Le Pentagone veut mobiliser une partie d’un nouveau fonds de plusieurs centaines de millions de dollars pour favoriser l’exploitation « made in North America » ​​de métaux rares très convoités, selon la chaîne canadienne d’information publique CBC News rapportée dimanche.

L’initiative montre comment le secteur minier canadien « est au centre d’une gigantesque bataille géopolitique » entre les États-Unis et la Chine pour l’accès à ces ressources stratégiques.

Le Canada, futur leader des métaux rares ?

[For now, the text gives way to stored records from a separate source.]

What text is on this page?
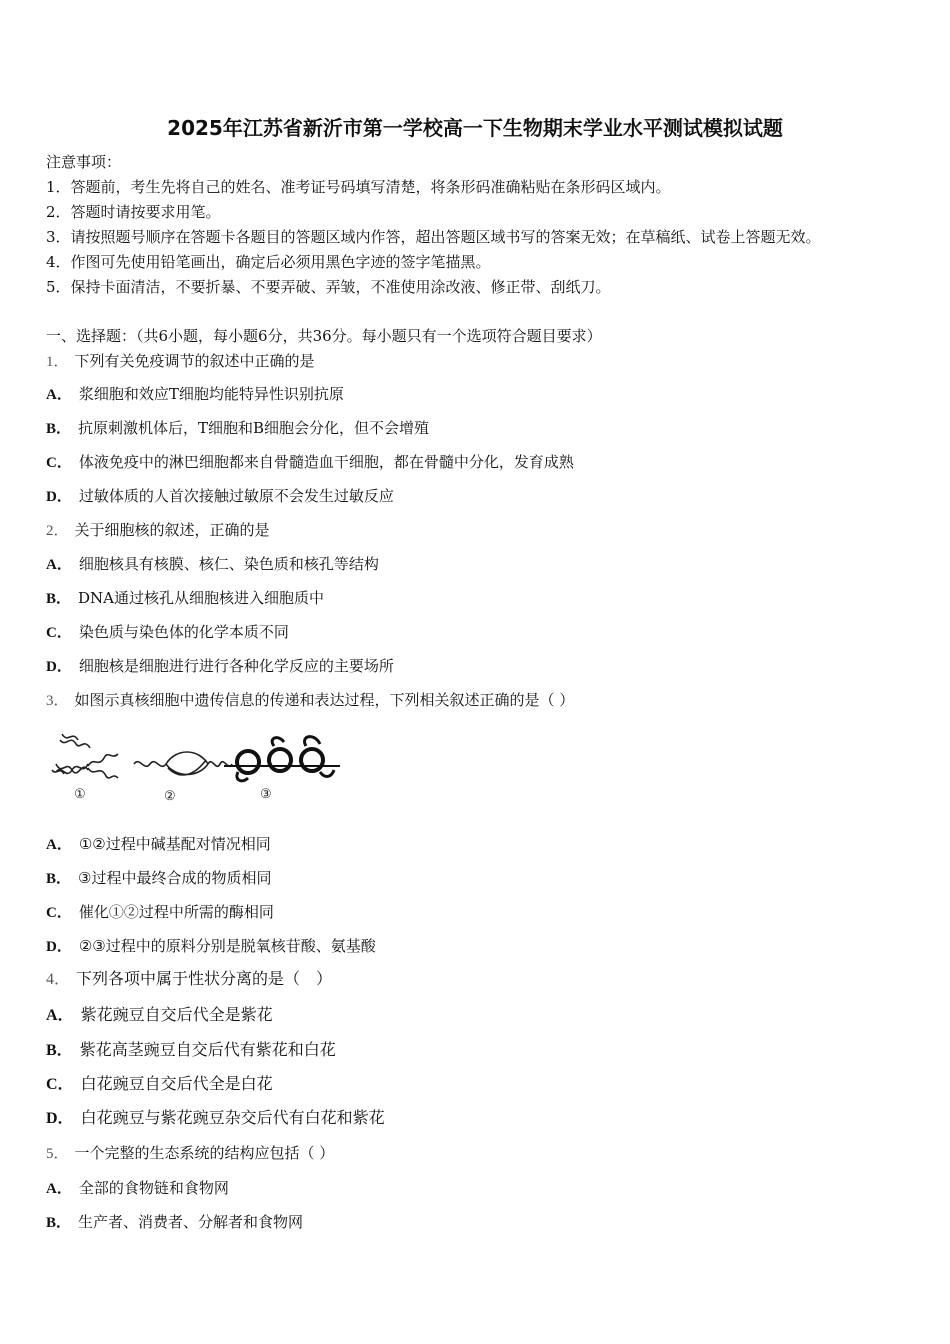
2025年江苏省新沂市第一学校高一下生物期末学业水平测试模拟试题
注意事项：
1．答题前，考生先将自己的姓名、准考证号码填写清楚，将条形码准确粘贴在条形码区域内。
2．答题时请按要求用笔。
3．请按照题号顺序在答题卡各题目的答题区域内作答，超出答题区域书写的答案无效；在草稿纸、试卷上答题无效。
4．作图可先使用铅笔画出，确定后必须用黑色字迹的签字笔描黑。
5．保持卡面清洁，不要折暴、不要弄破、弄皱，不准使用涂改液、修正带、刮纸刀。
一、选择题：（共6小题，每小题6分，共36分。每小题只有一个选项符合题目要求）
1． 下列有关免疫调节的叙述中正确的是
A． 浆细胞和效应T细胞均能特异性识别抗原
B． 抗原刺激机体后，T细胞和B细胞会分化，但不会增殖
C． 体液免疫中的淋巴细胞都来自骨髓造血干细胞，都在骨髓中分化，发育成熟
D． 过敏体质的人首次接触过敏原不会发生过敏反应
2． 关于细胞核的叙述，正确的是
A． 细胞核具有核膜、核仁、染色质和核孔等结构
B． DNA通过核孔从细胞核进入细胞质中
C． 染色质与染色体的化学本质不同
D． 细胞核是细胞进行进行各种化学反应的主要场所
3． 如图示真核细胞中遗传信息的传递和表达过程，下列相关叙述正确的是（ ）
①	②	③
A． ①②过程中碱基配对情况相同
B． ③过程中最终合成的物质相同
C． 催化①②过程中所需的酶相同
D． ②③过程中的原料分别是脱氧核苷酸、氨基酸
4． 下列各项中属于性状分离的是（　）
A． 紫花豌豆自交后代全是紫花
B． 紫花高茎豌豆自交后代有紫花和白花
C． 白花豌豆自交后代全是白花
D． 白花豌豆与紫花豌豆杂交后代有白花和紫花
5． 一个完整的生态系统的结构应包括（ ）
A． 全部的食物链和食物网
B． 生产者、消费者、分解者和食物网
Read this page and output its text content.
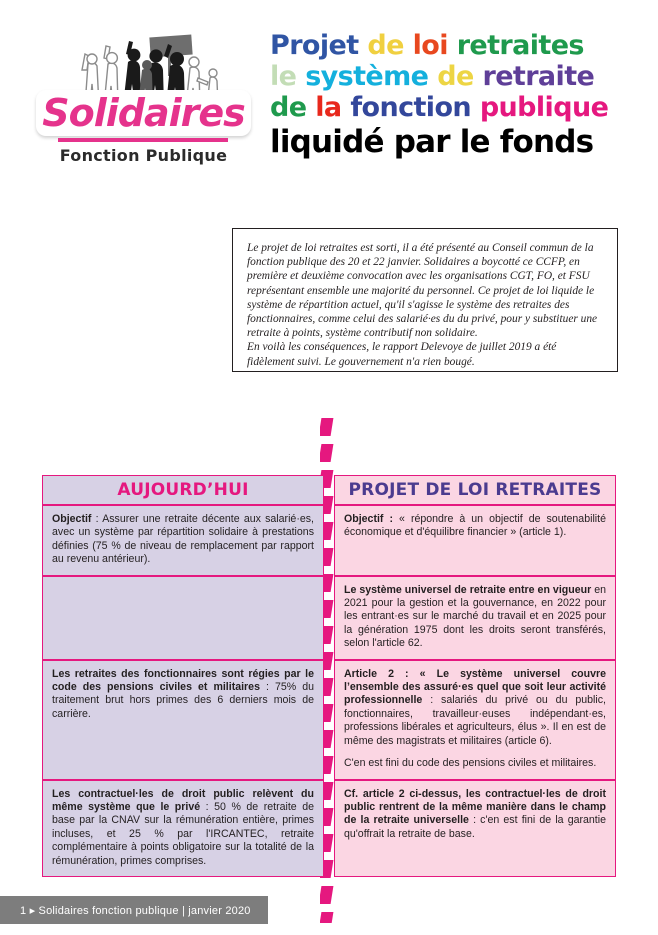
Solidaires
Fonction Publique
Projet de loi retraites
le système de retraite
de la fonction publique
liquidé par le fonds

Le projet de loi retraites est sorti, il a été présenté au Conseil commun de la fonction publique des 20 et 22 janvier. Solidaires a boycotté ce CCFP, en première et deuxième convocation avec les organisations CGT, FO, et FSU représentant ensemble une majorité du personnel. Ce projet de loi liquide le système de répartition actuel, qu'il s'agisse le système des retraites des fonctionnaires, comme celui des salarié·es du du privé, pour y substituer une retraite à points, système contributif non solidaire.

En voilà les conséquences, le rapport Delevoye de juillet 2019 a été fidèlement suivi. Le gouvernement n'a rien bougé.

AUJOURD’HUI	PROJET DE LOI RETRAITES

Objectif : Assurer une retraite décente aux salarié·es, avec un système par répartition solidaire à prestations définies (75 % de niveau de remplacement par rapport au revenu antérieur).

Objectif : « répondre à un objectif de soutenabilité économique et d'équilibre financier » (article 1).

Le système universel de retraite entre en vigueur en 2021 pour la gestion et la gouvernance, en 2022 pour les entrant·es sur le marché du travail et en 2025 pour la génération 1975 dont les droits seront transférés, selon l'article 62.

Les retraites des fonctionnaires sont régies par le code des pensions civiles et militaires : 75% du traitement brut hors primes des 6 derniers mois de carrière.

Article 2 : « Le système universel couvre l’ensemble des assuré·es quel que soit leur activité professionnelle : salariés du privé ou du public, fonctionnaires, travailleur·euses indépendant·es, professions libérales et agriculteurs, élus ». Il en est de même des magistrats et militaires (article 6).

C'en est fini du code des pensions civiles et militaires.

Les contractuel·les de droit public relèvent du même système que le privé : 50 % de retraite de base par la CNAV sur la rémunération entière, primes incluses, et 25 % par l'IRCANTEC, retraite complémentaire à points obligatoire sur la totalité de la rémunération, primes comprises.

Cf. article 2 ci-dessus, les contractuel·les de droit public rentrent de la même manière dans le champ de la retraite universelle : c'en est fini de la garantie qu'offrait la retraite de base.

1 ▸ Solidaires fonction publique | janvier 2020
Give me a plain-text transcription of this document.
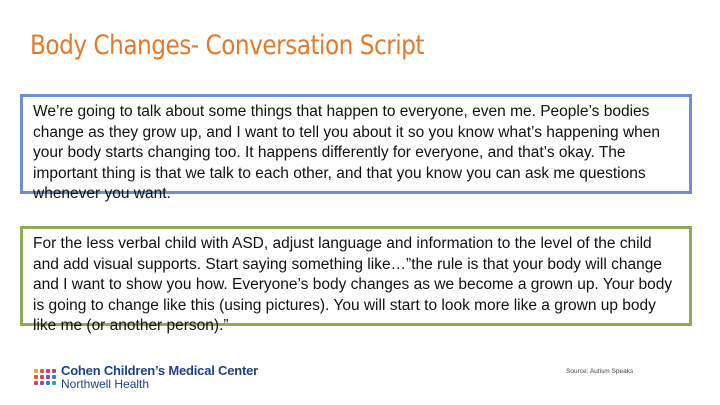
Body Changes- Conversation Script

We’re going to talk about some things that happen to everyone, even me. People’s bodies change as they grow up, and I want to tell you about it so you know what’s happening when your body starts changing too. It happens differently for everyone, and that’s okay. The important thing is that we talk to each other, and that you know you can ask me questions whenever you want.

For the less verbal child with ASD, adjust language and information to the level of the child and add visual supports. Start saying something like…”the rule is that your body will change and I want to show you how. Everyone’s body changes as we become a grown up. Your body is going to change like this (using pictures). You will start to look more like a grown up body like me (or another person).”

Cohen Children’s Medical Center
Northwell Health
Source: Autism Speaks
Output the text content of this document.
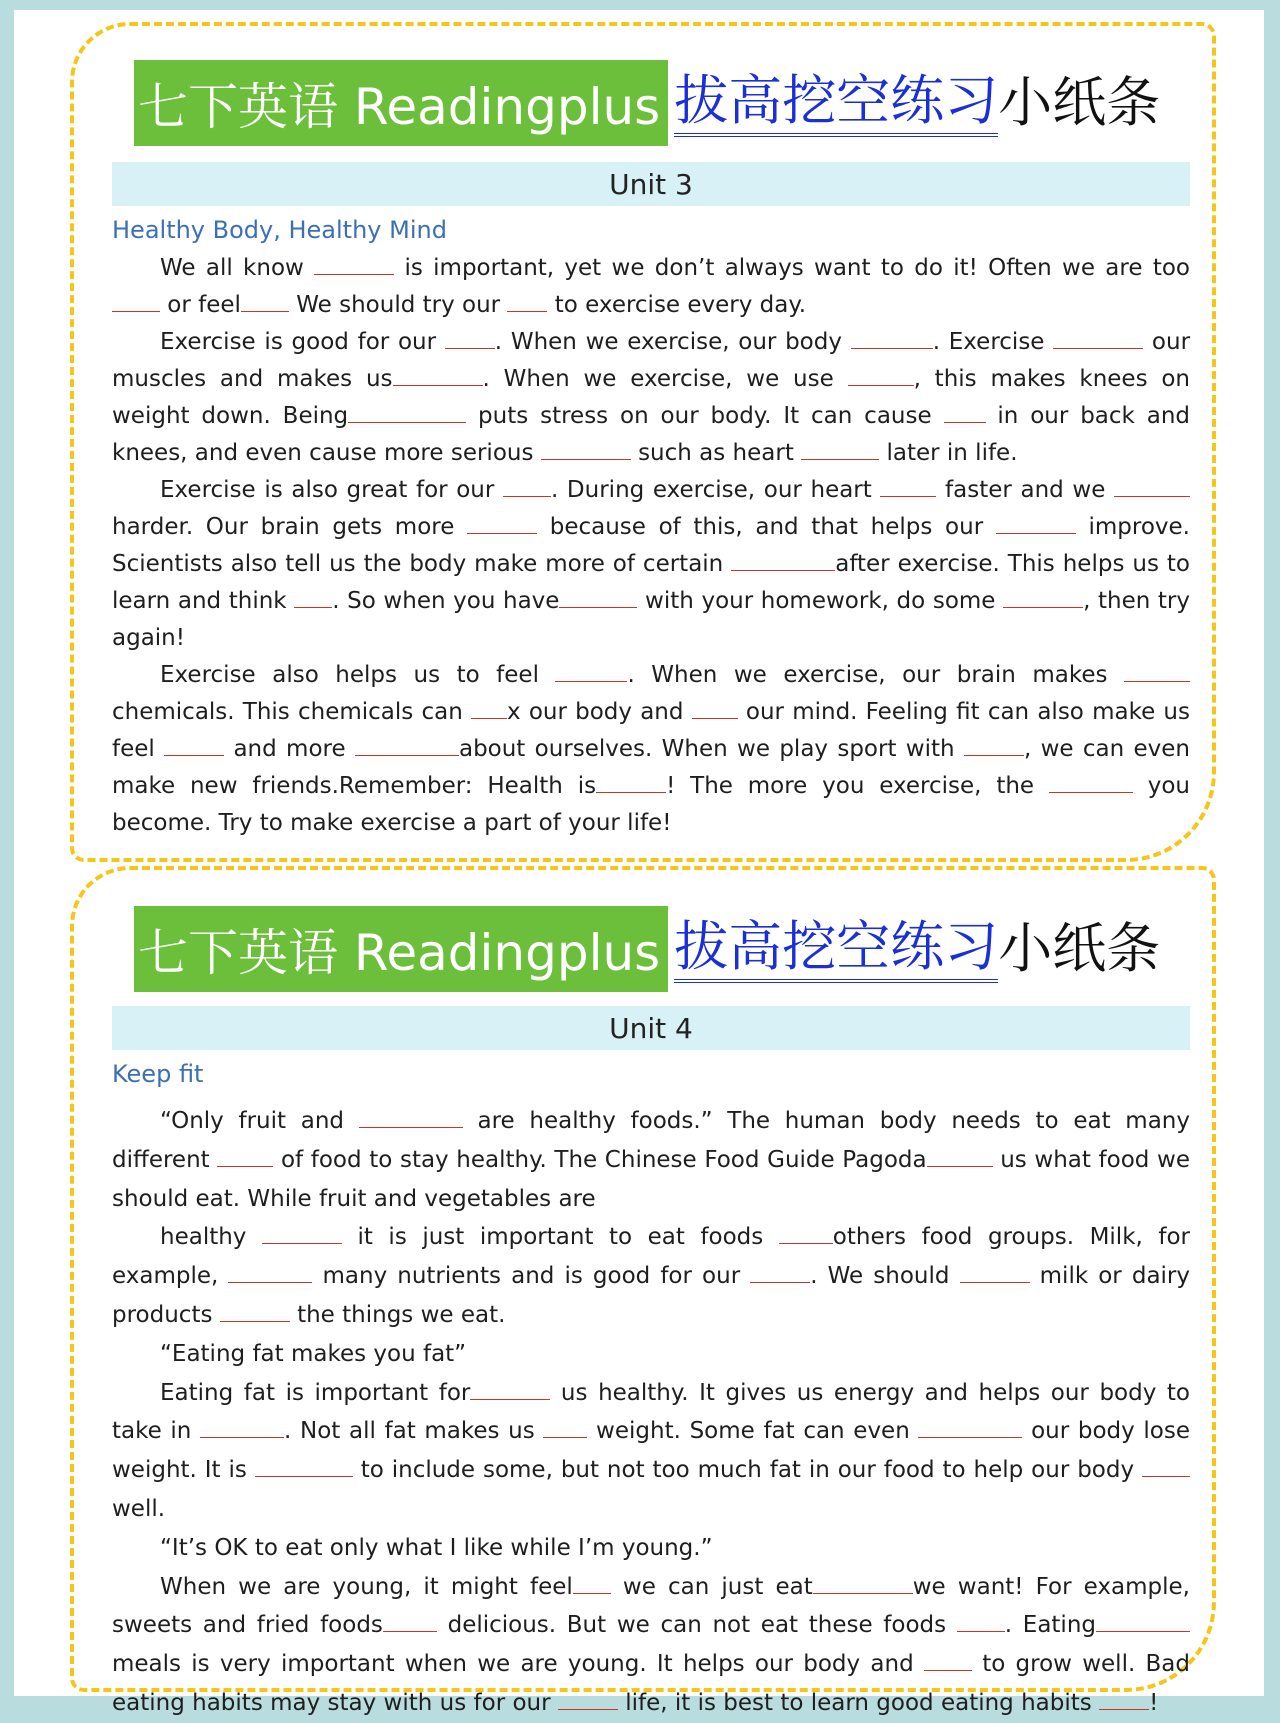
七下英语 Readingplus 拔高挖空练习 小纸条
Unit 3
Healthy Body, Healthy Mind

We all know	is important, yet we don’t always want to do it! Often we are too  or feel We should try our  to exercise every day.

Exercise is good for our . When we exercise, our body	. Exercise	our muscles and makes us	. When we exercise, we use	, this makes knees on weight down. Being	puts stress on our body. It can cause  in our back and knees, and even cause more serious	such as heart	later in life.

Exercise is also great for our . During exercise, our heart  faster and we  harder. Our brain gets more	because of this, and that helps our	improve. Scientists also tell us the body make more of certain	after exercise. This helps us to learn and think . So when you have	with your homework, do some	, then try again!

Exercise also helps us to feel	. When we exercise, our brain makes  chemicals. This chemicals can x our body and  our mind. Feeling fit can also make us feel	and more	about ourselves. When we play sport with	, we can even make new friends.Remember: Health is	! The more you exercise, the	you become. Try to make exercise a part of your life!

七下英语 Readingplus 拔高挖空练习 小纸条
Unit 4
Keep fit

“Only fruit and	are healthy foods.” The human body needs to eat many different  of food to stay healthy. The Chinese Food Guide Pagoda	us what food we should eat. While fruit and vegetables are

healthy	it is just important to eat foods others food groups. Milk, for example,	many nutrients and is good for our	. We should	milk or dairy products	the things we eat.

“Eating fat makes you fat”

Eating fat is important for	us healthy. It gives us energy and helps our body to take in	. Not all fat makes us  weight. Some fat can even	our body lose weight. It is	to include some, but not too much fat in our food to help our body  well.

“It’s OK to eat only what I like while I’m young.”

When we are young, it might feel we can just eat	we want! For example, sweets and fried foods delicious. But we can not eat these foods . Eating meals is very important when we are young. It helps our body and  to grow well. Bad eating habits may stay with us for our	life, it is best to learn good eating habits !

Avant le Pentagone, Pékin s’intéressait beaucoup aux mines canadiennes. « Au cours des dix dernières années, la Chine a participé à l’acquisition et à l’investissement dans 89 entreprises canadiennes liées au secteur minier », a rapporté la chaîne d’information économique américaine Bloomberg dans une enquête publiée vendredi. Le dernier exemple en date est Neo Lithium, un groupe minier canadien, qui a été racheté en février dernier pour un prix estimé à environ 1 milliard de dollars par son rival chinois Zijin Mining.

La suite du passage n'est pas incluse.